In collaborazione con la Fondazione Museo del Computer di Novara e, per le realizzazioni meccaniche, con la sede di Pisa dell'Istituto Nazionale di Fisica Nucleare, è stata realizzata una replica dell'addizionatore a 6 bit. La replica, in base alla documentazione che ci è giunta, è fedele per quanto riguarda la parte dell'addizionatore vero e proprio. Del contorno, necessario per utilizzare l'addizionatore e mostrarlo funzionante, non abbiamo documentazione: è un'ipotesi di ricostruzione basata sulle soluzioni che furono adottate per il quadro di controllo della Macchina Ridotta.

La replica è utilizzata nei laboratori didattici proposti da HMR al Museo degli Strumenti per il Calcolo, in particolare HMR-L01.

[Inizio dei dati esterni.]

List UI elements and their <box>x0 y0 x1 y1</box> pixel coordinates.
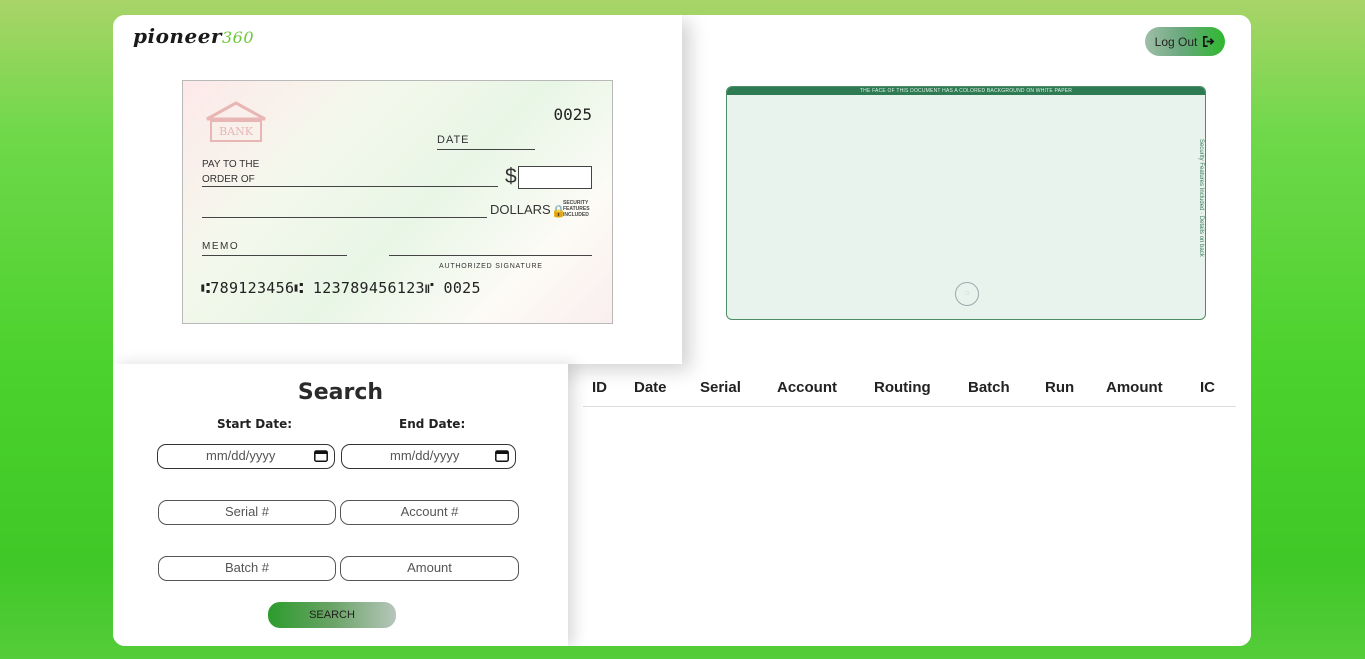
bank-label: BANK <box>219 125 254 138</box>
amount-input[interactable]: Amount <box>340 556 519 581</box>
results-table: ID Date Serial Account Routing Batch Run… <box>568 364 1251 646</box>
start-date-placeholder: mm/dd/yyyy <box>206 448 276 463</box>
calendar-icon[interactable] <box>314 450 328 462</box>
column-account[interactable]: Account <box>777 379 837 396</box>
date-label: DATE <box>437 134 470 146</box>
dollar-sign: $ <box>505 165 517 188</box>
column-id[interactable]: ID <box>592 379 607 396</box>
check-number: 0025 <box>553 105 592 124</box>
column-amount[interactable]: Amount <box>1106 379 1163 396</box>
end-date-label: End Date: <box>399 417 466 431</box>
bank-icon: BANK <box>206 101 266 142</box>
date-line <box>437 149 535 150</box>
search-button[interactable]: SEARCH <box>268 602 396 628</box>
signature-line <box>389 255 592 256</box>
account-input[interactable]: Account # <box>340 500 519 525</box>
serial-input[interactable]: Serial # <box>158 500 336 525</box>
signature-label: AUTHORIZED SIGNATURE <box>439 263 543 270</box>
search-title: Search <box>297 380 384 405</box>
batch-input[interactable]: Batch # <box>158 556 336 581</box>
check-back-side-text: Security Features Included · Details on … <box>1198 139 1204 257</box>
table-header: ID Date Serial Account Routing Batch Run… <box>583 364 1236 407</box>
pay-to-line1: PAY TO THE <box>202 159 260 170</box>
check-front-image: BANK 0025 DATE PAY TO THE ORDER OF $ DOL… <box>182 80 613 324</box>
column-batch[interactable]: Batch <box>968 379 1010 396</box>
column-routing[interactable]: Routing <box>874 379 931 396</box>
security-features-text: SECURITY FEATURES INCLUDED <box>563 200 590 218</box>
check-back-panel: Log Out THE FACE OF THIS DOCUMENT HAS A … <box>682 15 1251 364</box>
logout-button[interactable]: Log Out <box>1145 27 1225 56</box>
main-card: pioneer360 BANK 0025 DATE PAY TO THE ORD… <box>113 15 1251 646</box>
start-date-input[interactable]: mm/dd/yyyy <box>157 444 335 469</box>
column-date[interactable]: Date <box>634 379 667 396</box>
end-date-placeholder: mm/dd/yyyy <box>390 448 460 463</box>
brand-name: pioneer <box>133 24 222 48</box>
dollars-label: DOLLARS <box>490 202 551 217</box>
amount-words-line <box>202 217 487 218</box>
pay-to-line2: ORDER OF <box>202 174 255 185</box>
check-back-top-band: THE FACE OF THIS DOCUMENT HAS A COLORED … <box>727 87 1205 95</box>
seal-icon: ◌ <box>955 282 979 306</box>
logout-label: Log Out <box>1154 34 1198 49</box>
payee-line <box>202 186 498 187</box>
start-date-label: Start Date: <box>217 417 293 431</box>
column-run[interactable]: Run <box>1045 379 1074 396</box>
check-front-panel: pioneer360 BANK 0025 DATE PAY TO THE ORD… <box>113 15 682 364</box>
calendar-icon[interactable] <box>495 450 509 462</box>
memo-line <box>202 255 347 256</box>
pay-to-label: PAY TO THE ORDER OF <box>202 157 259 187</box>
column-serial[interactable]: Serial <box>700 379 741 396</box>
amount-box <box>518 166 592 189</box>
micr-line: ⑆789123456⑆ 123789456123⑈ 0025 <box>201 279 481 297</box>
column-ic[interactable]: IC <box>1200 379 1215 396</box>
check-back-image: THE FACE OF THIS DOCUMENT HAS A COLORED … <box>726 86 1206 320</box>
end-date-input[interactable]: mm/dd/yyyy <box>341 444 516 469</box>
brand-logo: pioneer360 <box>133 24 254 48</box>
memo-label: MEMO <box>202 241 240 252</box>
brand-suffix: 360 <box>221 28 254 47</box>
sign-out-icon <box>1203 36 1215 47</box>
search-panel: Search Start Date: End Date: mm/dd/yyyy … <box>113 364 568 646</box>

Replica didattica dell'addizionatore della MR

Nell'addizionatore della Macchina Ridotta, la somma di ogni bit veniva realizzata da due circuiti, uno per la somma e uno per il calcolo del riporto. Nella replica dell'addizionatore a 6 bit questa architettura è direttamente apprezzabile nelle due file di cestelli che ospitano i circuiti. A livello logico, quest'impostazione modulare è stata riprodotta in una serie di moduli più maneggevoli, facilmente componibili e dedicati alla sperimentazione a scopo didattico.

In collaborazione con la Fondazione Museo del Computer di Novara, i moduli dell'addizionatore sono stati realizzati con componenti moderni, di facile reperibilità, costi contenuti e adeguati margini di sicurezza per le tensioni di lavoro. I disegni per la realizzazione dei moduli saranno resi pubblici dando la possibilità alle scuole di indirizzo tecnico e agli appassionati di costruirsi il proprio addizionatore.

Simulatore della Macchina Ridotta del '56

Il primo progetto della Macchina Ridotta risale al luglio del 1956. Questo progetto, corredato di una ricca collezione di disegni logici, elettronici e meccanici, è l'unico che, dopo un lungo lavoro di recupero, riordino e comprensione dei numerosi documenti, abbiamo in forma praticamente completa. Per la disponibilità di informazioni la MR56 è stata la prima ricostruzione su cui il progetto HMR si è cimentato. A parte la sfida da appassionati di tecnologie (hacker è il termine appropriato), la ricostruzione è utile per rispondere a un'interessante domanda: il progetto redatto nel '56, se realizzato, avrebbe funzionato?

La risposta, positiva, è il risultato dei primi anni di lavoro di HMR, svolto grazie soprattutto al contributo, volontario, di Diego Ceccarelli e Claudio Imbrenda, studenti del corso di Storia dell'Informatica, ma soprattutto informatici appassionati. Il simulatore della MR56 e il suo software di sistema restaurato sono già stati protagonisiti di seminari, interventi e pubblicazioni scientifiche e divulgative.

Il simulatore è usato nei laboratori didattici proposti da HMR al Museo degli Strumenti per il Calcolo, in particolare HMR-L03.